Saint-Léonard

La course à l’investiture du Parti Libéral se dessine à Saint-Léonard – Saint-Michel

La course à l’investiture du Parti Libéral se dessine à Saint-Léonard – Saint-Michel
Photo: DARRYL DYCKDARRYL DYCK / La Presse Canadienne

La course à l’investiture pour le parti Libéral dans la circonscription de Saint-Léonard—Saint-Michel, vacante depuis la démission du député Nicolas Di Iorio, le 29 janvier dernier. Le candidat retenu sera désigné le 27 mai prochain, en un lieu encore indéterminé. Plusieurs personnalités ont déjà fait part de leur aspiration à ce poste.

 

Patricia Lattanzio
Avocate, conseillère d’arrondissement à Saint-Léonard et commissaire à la CSEM

C’est d’abord pour venir en aide aux familles et aux jeunes, afin qu’ils puissent s’épanouir dans la société, que Mme Lattanzio a décidé de se lancer dans la course à l’investiture. Le choix de le faire sous la bannière libérale a été tout naturel pour elle. « Le parti Libéral à certaines valeurs ancrées auxquels j’adhère depuis ma jeunesse. Ça a toujours été mon parti, confie-t-elle. C’est un parti qui est ouvert, qui accorde de l’importance aux familles, et qui reconnait l’importance des changements climatiques. »

Pour elle, sa grande connaissance des enjeux touchant la circonscription est un atout, alors qu’elle y a tenu plusieurs rôles dans le domaine politique. « Je réside à Saint-Léonard depuis ma jeune enfance. Je connais très bien le quartier. Je m’y suis beaucoup impliquée et investie, et suis bien ancré dans la communauté locale, tant au niveau politique que communautaire. » Moins présente à Saint-Michel, elle explique s’être familiarisée avec les défis présents dans l’arrondissement au cours des derniers temps.

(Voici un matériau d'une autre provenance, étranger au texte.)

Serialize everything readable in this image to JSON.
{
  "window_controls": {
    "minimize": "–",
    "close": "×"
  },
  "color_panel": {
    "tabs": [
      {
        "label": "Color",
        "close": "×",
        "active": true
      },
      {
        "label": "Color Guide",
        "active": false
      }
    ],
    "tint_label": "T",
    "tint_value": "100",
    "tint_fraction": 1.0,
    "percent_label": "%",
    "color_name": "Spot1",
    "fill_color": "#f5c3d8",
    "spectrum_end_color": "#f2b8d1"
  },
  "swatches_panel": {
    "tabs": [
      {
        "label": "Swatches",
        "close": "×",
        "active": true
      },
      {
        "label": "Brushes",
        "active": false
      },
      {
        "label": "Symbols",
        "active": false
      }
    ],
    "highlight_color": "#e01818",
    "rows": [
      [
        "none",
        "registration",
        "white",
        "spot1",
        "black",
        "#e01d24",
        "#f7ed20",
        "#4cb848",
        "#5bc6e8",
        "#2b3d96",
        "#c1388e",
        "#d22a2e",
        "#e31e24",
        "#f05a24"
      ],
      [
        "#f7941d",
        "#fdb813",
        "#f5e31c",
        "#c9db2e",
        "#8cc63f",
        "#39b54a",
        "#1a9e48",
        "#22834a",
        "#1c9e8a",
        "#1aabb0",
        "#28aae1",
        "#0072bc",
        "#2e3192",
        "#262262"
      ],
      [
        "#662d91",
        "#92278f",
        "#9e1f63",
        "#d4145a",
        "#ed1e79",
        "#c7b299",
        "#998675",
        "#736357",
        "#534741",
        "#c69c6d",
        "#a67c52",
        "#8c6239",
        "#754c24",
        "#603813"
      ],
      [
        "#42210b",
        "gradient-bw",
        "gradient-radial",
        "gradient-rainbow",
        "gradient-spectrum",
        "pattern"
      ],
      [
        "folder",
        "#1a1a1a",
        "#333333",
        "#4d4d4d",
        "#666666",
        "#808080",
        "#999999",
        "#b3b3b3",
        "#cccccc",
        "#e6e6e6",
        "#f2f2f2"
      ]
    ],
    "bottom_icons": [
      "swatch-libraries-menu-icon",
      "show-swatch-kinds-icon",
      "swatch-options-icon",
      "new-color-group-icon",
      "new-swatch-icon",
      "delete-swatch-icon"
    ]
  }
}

Ce qui la distingue, selon elle, est le fait qu’elle soit à la fois une femme, et issue de l’immigration. « Je pense qu’une femme peut beaucoup apporter en politique. Par exemple, on est souvent plus compréhensive et rassembleuse, affirme-t-elle. C’est des atouts, je crois, qui peuvent faire toute la différence. » Elle rappelle à cet égard que depuis la refonte de la circonscription, en 1988, elle n’a été représentée que par des hommes à la Chambre des communes. « En étant fille d’immigrés, je suis également sensible aux défis auxquels font face les nouveaux arrivants et je suis prête à les aider dans leur parcours dans notre société », ajoute-t-elle.

 

Francesco Cavaleri
Notaire

Bien qu’il n’ait aucune expérience politique, M. Cavaleri n’est pas du tout intimidé. « Ça ne m’inquiète pas. Quand je prends un défi, j’y mets toute mon énergie, souligne-t-il. Si je me lance en politique, ce n’est pas parce que j’ai besoin d’argent. Je le fais pour les citoyens de Saint-Léonard. Les députés et les municipalités ne font pas grand-chose pour la circonscription et l’arrondissement, et je veux changer cela. » Il affirme à cet égard que les aînés et l’environnement sont deux sujets qui lui tiennent particulièrement à cœur.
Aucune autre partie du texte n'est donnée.